18 Chansons de la Patrie amère - Poèmes
1. LE SECOND BAPTEME
De pauvres mots
Mouillés de larmes, mouillés d'amertume
C'est là leur second baptême
Les oiseaux qui inventent leurs ailes
Se mettent à voler, se mettent à chanter
Et ces mots que l'on cache
Sont ceux de la liberté
Leurs ailes sont des épées
Qui déchirent le vent
2. CONVERSATION AVEC UNE FLEUR
Cyclamen des Cyclades, dans un creux de rocher
Où as-tu trouvé des couleurs pour fleurir
Où as-tu trouvé une tige
Pour te balancer
Dans le rocher j'ai recueilli le sang goutte à goutte
J'ai tissé un mouchoir de roses et maintenant
Je récolte du soleil.
3. ATTENTE
Ainsi avec attente les nuits sont devenues si longues
Que la chanson a pris racine et a grandi comme un arbre
Et ceux qui sont en prison, ô ma mère, et ceux qui sont en exil
Chaque fois qu'ils poussent un soupir... regarde!
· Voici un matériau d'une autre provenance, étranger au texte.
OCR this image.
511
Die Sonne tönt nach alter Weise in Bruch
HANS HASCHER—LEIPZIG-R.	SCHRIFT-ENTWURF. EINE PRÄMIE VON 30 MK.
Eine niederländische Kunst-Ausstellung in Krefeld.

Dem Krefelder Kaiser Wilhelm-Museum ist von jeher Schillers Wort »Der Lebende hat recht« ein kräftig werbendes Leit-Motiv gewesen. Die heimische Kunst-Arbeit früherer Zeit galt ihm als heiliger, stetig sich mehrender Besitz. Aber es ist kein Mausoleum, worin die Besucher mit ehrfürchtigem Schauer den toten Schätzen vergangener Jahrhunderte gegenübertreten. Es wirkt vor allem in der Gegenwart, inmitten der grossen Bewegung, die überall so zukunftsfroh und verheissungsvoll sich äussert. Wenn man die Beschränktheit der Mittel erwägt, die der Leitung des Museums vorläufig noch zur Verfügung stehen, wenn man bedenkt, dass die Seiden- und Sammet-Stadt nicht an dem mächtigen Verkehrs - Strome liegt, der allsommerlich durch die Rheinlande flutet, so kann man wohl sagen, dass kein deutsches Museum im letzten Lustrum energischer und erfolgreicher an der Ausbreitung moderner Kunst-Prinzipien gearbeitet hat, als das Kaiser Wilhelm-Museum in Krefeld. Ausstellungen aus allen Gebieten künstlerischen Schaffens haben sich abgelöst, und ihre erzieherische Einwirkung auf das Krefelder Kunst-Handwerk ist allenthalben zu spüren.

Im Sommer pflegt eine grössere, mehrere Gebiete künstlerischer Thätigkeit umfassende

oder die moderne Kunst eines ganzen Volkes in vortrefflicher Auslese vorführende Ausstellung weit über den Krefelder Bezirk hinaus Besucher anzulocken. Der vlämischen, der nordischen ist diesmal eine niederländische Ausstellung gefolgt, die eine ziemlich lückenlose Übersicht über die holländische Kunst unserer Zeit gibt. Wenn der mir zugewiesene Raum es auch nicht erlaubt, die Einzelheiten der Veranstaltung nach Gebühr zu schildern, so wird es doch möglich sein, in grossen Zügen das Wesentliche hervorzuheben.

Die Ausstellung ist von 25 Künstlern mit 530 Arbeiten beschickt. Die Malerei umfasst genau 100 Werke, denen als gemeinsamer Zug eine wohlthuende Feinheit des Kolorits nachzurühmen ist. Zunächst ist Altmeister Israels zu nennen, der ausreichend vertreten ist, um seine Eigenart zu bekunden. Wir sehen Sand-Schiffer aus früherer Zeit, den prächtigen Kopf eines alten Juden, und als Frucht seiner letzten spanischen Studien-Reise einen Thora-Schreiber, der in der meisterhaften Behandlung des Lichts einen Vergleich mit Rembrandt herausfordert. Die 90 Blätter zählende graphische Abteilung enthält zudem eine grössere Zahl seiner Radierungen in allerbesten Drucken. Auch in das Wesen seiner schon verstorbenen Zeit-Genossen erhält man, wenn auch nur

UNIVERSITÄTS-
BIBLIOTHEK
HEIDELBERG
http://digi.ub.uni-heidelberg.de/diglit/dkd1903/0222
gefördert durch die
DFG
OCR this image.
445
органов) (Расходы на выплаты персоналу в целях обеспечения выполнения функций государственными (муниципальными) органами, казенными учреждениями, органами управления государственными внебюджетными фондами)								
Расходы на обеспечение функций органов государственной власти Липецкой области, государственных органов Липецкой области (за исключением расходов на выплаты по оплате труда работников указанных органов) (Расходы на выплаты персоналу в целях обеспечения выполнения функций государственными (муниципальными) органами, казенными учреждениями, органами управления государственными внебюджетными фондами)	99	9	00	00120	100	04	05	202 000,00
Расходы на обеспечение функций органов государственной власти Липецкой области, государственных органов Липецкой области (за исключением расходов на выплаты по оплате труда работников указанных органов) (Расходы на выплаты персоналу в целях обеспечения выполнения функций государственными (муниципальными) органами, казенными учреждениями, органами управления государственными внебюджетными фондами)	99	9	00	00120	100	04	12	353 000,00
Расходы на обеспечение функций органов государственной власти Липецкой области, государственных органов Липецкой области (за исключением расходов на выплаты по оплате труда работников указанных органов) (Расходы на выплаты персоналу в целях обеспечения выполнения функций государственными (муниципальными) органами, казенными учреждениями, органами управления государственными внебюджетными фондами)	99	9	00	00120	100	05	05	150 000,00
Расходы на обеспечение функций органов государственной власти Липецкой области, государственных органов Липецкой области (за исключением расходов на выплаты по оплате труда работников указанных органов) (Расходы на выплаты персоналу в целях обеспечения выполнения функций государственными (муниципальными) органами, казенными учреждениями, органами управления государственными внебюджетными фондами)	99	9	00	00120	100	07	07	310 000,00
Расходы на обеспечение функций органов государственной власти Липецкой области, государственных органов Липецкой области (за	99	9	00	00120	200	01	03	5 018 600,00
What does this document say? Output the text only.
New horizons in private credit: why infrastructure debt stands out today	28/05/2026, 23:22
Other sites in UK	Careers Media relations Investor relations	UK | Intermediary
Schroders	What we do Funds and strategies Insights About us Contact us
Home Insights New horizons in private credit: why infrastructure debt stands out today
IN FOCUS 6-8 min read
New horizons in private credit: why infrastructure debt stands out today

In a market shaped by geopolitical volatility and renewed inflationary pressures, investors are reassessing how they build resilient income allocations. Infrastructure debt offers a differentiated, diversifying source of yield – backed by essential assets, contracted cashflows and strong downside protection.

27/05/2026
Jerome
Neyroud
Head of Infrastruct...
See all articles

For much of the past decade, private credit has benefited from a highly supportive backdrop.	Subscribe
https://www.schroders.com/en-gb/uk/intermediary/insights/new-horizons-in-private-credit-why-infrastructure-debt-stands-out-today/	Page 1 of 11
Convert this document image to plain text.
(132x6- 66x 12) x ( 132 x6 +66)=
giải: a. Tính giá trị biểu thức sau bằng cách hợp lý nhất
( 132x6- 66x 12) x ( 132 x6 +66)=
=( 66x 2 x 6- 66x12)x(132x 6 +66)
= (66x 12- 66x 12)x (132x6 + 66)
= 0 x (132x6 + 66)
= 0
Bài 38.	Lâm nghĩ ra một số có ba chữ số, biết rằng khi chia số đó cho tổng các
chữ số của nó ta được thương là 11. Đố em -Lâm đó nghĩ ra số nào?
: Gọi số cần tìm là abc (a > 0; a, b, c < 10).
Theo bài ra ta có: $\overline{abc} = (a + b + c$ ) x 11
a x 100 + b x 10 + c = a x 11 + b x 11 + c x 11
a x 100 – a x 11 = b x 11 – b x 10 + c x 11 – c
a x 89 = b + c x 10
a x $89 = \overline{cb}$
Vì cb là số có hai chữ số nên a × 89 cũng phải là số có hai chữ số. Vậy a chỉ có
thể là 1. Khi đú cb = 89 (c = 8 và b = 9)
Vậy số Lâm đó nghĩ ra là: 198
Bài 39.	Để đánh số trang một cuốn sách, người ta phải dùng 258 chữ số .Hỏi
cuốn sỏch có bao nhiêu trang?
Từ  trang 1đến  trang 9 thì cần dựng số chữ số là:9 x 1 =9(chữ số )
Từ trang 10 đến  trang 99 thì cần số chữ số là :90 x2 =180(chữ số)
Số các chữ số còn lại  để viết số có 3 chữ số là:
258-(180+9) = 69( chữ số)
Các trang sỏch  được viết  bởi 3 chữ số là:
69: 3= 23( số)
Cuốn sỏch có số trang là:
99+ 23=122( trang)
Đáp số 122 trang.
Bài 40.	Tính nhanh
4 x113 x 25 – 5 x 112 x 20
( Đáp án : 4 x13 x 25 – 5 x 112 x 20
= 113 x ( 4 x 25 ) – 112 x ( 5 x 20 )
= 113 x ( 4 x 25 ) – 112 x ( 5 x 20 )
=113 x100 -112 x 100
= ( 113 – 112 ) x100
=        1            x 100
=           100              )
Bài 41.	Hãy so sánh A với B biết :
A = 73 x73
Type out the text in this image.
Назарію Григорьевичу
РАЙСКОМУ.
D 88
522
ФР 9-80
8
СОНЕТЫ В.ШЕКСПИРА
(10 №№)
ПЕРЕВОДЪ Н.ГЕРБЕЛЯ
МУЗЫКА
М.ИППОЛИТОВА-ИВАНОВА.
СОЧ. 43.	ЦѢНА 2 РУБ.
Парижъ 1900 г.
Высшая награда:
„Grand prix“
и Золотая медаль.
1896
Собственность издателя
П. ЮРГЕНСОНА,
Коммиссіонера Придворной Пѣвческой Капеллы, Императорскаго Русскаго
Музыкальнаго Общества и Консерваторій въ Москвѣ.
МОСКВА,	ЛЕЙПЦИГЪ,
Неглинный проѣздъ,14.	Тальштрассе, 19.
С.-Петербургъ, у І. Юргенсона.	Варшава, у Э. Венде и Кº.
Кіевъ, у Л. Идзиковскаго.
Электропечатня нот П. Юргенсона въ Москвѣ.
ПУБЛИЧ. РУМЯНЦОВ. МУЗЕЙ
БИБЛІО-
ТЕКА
Ici une feuille de peuplier tremble
4. PEUPLE
Petit peuple lutte sans épées ni balles
Pour le pain de tous, pour la lumière et pour le chant
Il garde dans sa gorge ses cris
De joie et de peine
Car s'il essaye de les dire
Les pierres se fendent
5. COMMÉMORATION
Dans un coin de la salle se tient le grand-père
Dans l'autre coin, dix petits-fils
Et sur la table neuf cierges sont enfoncés dans le pain
Les mères s'arrachent les cheveux et les enfants se taisent
Et par la lucarne la Liberté, la Liberté regarde et soupire
6. AURORE
Rayonnante et généreuse, petite aurore du printemps
Rayonnante et généreuse, te regarde de tous ses yeux
Rayonnante et généreuse, te souhaite la bienvenue
Deux charbons dans l'encensoir et deux grains d'encens
Rayonnante et généreuse, cette petite aurore
Trace une croix de fumée
Sur la porte de la Patrie
7. ÇA NE SUFFIT PAS
Pudique et sobre, il parlait peu
Il admirait la création
Mais quand l'épée l'a foudroyé
Il a rugi comme un lion
Maintenant la voix ne lui suffit pas
La malédiction ne lui suffit pas
Pour dire ce qui est juste
Il lui faut un fusil
8. JOUR VERT
Jour vert ardent, bonne pente parsemée
Clochettes et bêlements, myrtes et coquelicots...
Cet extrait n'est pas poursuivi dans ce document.